ITV4 regularly delves into the sock drawer to show epic football games from the early Eighties, called The Big Match Revisited. I’d forgotten how top flight football used to be.

Wiry men in short shorts on rutted cow fields with refs in their seventies. Jumpers for goalposts, just about.

There were no triple somersaults after hitting the net – scorers just shook hands.

At the final whistle, urchins flooded on to the pitch from crumbling wooden terraces to pat the backs of their heroes.

Not a luminous boot, pair of gloves, shin pad or Alice band in sight. Not a single snarling narcissist sliding on his knees towards a camera to celebrate his God-bestowed brilliance.
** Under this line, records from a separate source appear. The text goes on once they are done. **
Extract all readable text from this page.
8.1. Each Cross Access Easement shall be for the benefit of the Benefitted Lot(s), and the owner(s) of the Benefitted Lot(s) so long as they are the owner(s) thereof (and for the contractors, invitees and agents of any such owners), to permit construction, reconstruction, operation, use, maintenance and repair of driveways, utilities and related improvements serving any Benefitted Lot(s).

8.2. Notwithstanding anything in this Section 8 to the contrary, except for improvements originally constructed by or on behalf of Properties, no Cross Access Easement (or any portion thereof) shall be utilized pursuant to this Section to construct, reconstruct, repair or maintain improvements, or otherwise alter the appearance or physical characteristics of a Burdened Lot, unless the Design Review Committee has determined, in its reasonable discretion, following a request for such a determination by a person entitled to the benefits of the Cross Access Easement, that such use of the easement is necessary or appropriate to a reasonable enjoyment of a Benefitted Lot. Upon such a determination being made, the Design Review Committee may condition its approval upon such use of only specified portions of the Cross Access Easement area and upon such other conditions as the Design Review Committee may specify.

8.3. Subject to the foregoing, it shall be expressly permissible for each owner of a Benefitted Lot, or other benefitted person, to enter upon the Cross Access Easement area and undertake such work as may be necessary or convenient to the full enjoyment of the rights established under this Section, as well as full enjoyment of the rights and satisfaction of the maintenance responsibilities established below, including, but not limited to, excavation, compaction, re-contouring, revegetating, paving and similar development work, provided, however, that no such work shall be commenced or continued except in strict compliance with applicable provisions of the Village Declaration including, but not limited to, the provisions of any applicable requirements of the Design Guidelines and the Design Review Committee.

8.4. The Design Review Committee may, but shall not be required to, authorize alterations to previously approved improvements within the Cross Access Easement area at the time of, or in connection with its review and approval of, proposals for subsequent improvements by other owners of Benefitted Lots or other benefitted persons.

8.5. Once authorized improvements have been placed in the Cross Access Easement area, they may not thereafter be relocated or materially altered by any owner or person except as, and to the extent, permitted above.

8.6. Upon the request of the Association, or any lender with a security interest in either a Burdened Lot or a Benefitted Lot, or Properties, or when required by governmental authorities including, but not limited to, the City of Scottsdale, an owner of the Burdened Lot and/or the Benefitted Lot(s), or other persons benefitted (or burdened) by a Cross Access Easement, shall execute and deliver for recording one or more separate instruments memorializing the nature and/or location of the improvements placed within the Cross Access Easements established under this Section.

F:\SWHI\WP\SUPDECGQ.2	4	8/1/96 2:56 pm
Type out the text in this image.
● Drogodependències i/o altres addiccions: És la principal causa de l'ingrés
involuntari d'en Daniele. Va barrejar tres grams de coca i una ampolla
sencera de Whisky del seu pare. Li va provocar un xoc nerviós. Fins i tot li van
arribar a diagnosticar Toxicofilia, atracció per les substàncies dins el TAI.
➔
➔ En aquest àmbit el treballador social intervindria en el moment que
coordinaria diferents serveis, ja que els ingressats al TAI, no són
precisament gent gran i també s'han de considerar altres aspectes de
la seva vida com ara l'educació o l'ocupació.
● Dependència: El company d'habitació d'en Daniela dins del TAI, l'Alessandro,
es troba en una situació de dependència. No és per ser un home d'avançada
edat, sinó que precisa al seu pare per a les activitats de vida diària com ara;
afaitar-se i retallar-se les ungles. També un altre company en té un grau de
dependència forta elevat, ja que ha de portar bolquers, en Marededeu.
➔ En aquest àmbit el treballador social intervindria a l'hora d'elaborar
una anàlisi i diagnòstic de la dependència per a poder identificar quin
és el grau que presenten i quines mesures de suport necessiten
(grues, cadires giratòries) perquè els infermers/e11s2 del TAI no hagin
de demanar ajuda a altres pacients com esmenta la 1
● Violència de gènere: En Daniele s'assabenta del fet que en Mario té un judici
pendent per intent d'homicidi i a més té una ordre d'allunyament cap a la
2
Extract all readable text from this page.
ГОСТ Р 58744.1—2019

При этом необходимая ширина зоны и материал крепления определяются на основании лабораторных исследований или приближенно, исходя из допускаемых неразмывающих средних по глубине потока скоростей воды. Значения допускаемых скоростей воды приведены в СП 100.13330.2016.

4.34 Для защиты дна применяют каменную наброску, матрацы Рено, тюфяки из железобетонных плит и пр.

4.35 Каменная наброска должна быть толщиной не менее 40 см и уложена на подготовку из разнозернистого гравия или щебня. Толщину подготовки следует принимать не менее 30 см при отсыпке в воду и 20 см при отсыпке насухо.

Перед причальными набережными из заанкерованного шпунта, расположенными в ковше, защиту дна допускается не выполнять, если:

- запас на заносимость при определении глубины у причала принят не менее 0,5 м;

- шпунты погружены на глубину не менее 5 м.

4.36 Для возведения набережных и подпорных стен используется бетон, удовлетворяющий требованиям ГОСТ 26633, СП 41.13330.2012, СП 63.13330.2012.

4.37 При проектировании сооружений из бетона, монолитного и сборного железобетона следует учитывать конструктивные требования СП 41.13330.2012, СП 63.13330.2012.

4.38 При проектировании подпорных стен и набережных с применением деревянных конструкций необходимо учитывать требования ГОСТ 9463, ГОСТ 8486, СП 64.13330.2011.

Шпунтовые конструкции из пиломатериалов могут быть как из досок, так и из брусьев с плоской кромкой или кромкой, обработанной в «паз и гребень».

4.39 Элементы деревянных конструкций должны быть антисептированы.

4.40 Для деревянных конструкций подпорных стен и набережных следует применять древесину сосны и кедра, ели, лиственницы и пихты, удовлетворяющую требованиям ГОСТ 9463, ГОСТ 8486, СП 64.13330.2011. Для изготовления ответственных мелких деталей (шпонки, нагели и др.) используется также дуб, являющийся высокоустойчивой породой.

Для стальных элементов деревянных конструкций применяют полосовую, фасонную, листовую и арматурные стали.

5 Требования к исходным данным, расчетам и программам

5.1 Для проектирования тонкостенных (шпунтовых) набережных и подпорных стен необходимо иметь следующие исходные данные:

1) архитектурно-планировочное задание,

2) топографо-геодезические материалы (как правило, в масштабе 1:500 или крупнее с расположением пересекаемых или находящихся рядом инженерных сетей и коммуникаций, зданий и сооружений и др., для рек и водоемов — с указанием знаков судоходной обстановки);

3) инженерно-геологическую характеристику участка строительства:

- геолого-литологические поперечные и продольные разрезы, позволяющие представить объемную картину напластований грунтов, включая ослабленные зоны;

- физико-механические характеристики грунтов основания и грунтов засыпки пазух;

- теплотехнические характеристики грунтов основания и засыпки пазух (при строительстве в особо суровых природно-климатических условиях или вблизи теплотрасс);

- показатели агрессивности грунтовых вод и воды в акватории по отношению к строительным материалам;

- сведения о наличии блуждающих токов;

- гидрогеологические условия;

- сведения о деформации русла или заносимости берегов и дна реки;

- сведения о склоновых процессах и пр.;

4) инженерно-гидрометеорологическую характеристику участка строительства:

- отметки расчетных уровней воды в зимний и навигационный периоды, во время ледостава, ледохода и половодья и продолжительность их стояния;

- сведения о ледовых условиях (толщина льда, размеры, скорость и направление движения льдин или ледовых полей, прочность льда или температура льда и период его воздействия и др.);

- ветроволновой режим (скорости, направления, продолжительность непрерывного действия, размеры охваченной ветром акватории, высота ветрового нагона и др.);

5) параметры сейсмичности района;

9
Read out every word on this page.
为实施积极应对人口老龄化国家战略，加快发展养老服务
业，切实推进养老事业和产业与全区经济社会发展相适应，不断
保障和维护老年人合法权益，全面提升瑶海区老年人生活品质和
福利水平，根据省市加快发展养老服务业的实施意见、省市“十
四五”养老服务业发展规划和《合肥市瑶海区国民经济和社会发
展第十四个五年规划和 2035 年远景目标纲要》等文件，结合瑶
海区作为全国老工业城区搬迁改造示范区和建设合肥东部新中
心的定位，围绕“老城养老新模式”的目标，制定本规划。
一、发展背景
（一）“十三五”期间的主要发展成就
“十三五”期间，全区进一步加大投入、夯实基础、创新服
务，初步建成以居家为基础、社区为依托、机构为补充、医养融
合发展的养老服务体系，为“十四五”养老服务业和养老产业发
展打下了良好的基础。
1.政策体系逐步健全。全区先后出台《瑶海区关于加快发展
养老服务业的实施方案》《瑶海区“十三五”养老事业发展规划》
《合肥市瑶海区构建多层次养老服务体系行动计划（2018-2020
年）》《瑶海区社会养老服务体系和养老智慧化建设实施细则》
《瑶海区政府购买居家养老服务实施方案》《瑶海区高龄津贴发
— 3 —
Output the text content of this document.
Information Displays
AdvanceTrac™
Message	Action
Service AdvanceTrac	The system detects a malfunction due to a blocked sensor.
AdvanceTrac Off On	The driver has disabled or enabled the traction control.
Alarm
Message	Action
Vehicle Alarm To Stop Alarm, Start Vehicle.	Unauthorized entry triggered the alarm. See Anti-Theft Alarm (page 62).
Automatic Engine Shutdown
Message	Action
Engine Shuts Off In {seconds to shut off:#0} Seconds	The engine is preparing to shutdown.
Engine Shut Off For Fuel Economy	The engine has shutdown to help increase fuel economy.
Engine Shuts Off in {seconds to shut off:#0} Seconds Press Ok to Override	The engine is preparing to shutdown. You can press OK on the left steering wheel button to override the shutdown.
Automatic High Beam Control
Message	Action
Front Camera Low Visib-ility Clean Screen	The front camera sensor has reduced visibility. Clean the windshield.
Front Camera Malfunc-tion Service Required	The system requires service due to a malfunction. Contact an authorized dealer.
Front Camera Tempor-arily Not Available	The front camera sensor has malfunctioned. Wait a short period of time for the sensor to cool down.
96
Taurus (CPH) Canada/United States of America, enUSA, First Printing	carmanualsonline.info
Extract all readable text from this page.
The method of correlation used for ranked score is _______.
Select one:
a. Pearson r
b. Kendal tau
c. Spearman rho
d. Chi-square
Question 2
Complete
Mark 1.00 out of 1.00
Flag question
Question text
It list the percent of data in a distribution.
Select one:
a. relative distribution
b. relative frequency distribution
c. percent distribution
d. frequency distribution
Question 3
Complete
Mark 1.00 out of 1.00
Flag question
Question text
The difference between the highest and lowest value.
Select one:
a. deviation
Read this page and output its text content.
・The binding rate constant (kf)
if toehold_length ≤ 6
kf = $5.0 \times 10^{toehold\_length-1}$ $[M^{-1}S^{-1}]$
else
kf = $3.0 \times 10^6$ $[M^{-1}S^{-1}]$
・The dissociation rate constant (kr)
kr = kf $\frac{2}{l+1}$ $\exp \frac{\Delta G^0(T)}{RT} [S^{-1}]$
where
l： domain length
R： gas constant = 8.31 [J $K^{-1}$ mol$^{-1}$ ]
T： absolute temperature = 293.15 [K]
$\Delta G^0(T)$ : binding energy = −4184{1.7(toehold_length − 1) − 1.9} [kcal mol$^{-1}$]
Humility is something today’s Hollyoaks players with their Holly Willoughby girlfriends and a garage full of motors, could do with a learning.

Because despite all the hype, most games today fail to live with the drama of that era. The Lowryesque 55,000 fans jammed in at Old Trafford for an FA Cup tie against Everton in 1983 made ten times the noise 75,000 do today.

Why? Because 30 years ago football was still a game not a business. Every team had a win-or-die mentality.

The attitude was ‘attack attack attack’ and if they lost, well, at least they tried. Even the commentators knew their place. Dubious decisions were mentioned once then forgotten.

There’s no doubt that in terms of athleticism, today’s pasta-eating, Lucozade-guzzling pros would outpower yesteryear’s whippersnappers.

But what modern players gained in technical and tactical know how - they lost in passion and excitement.

Managers fretful of relegation ironed out the mistakes which used to make the game so entertaining. In its place, this highly tactical, strategic chess game set in, where well-drilled teams are more cautious and often sit back to save energy for the next moneyspinner.

It’s why following England now is such a yawn – they’re too scared to lose so won’t go all out to win.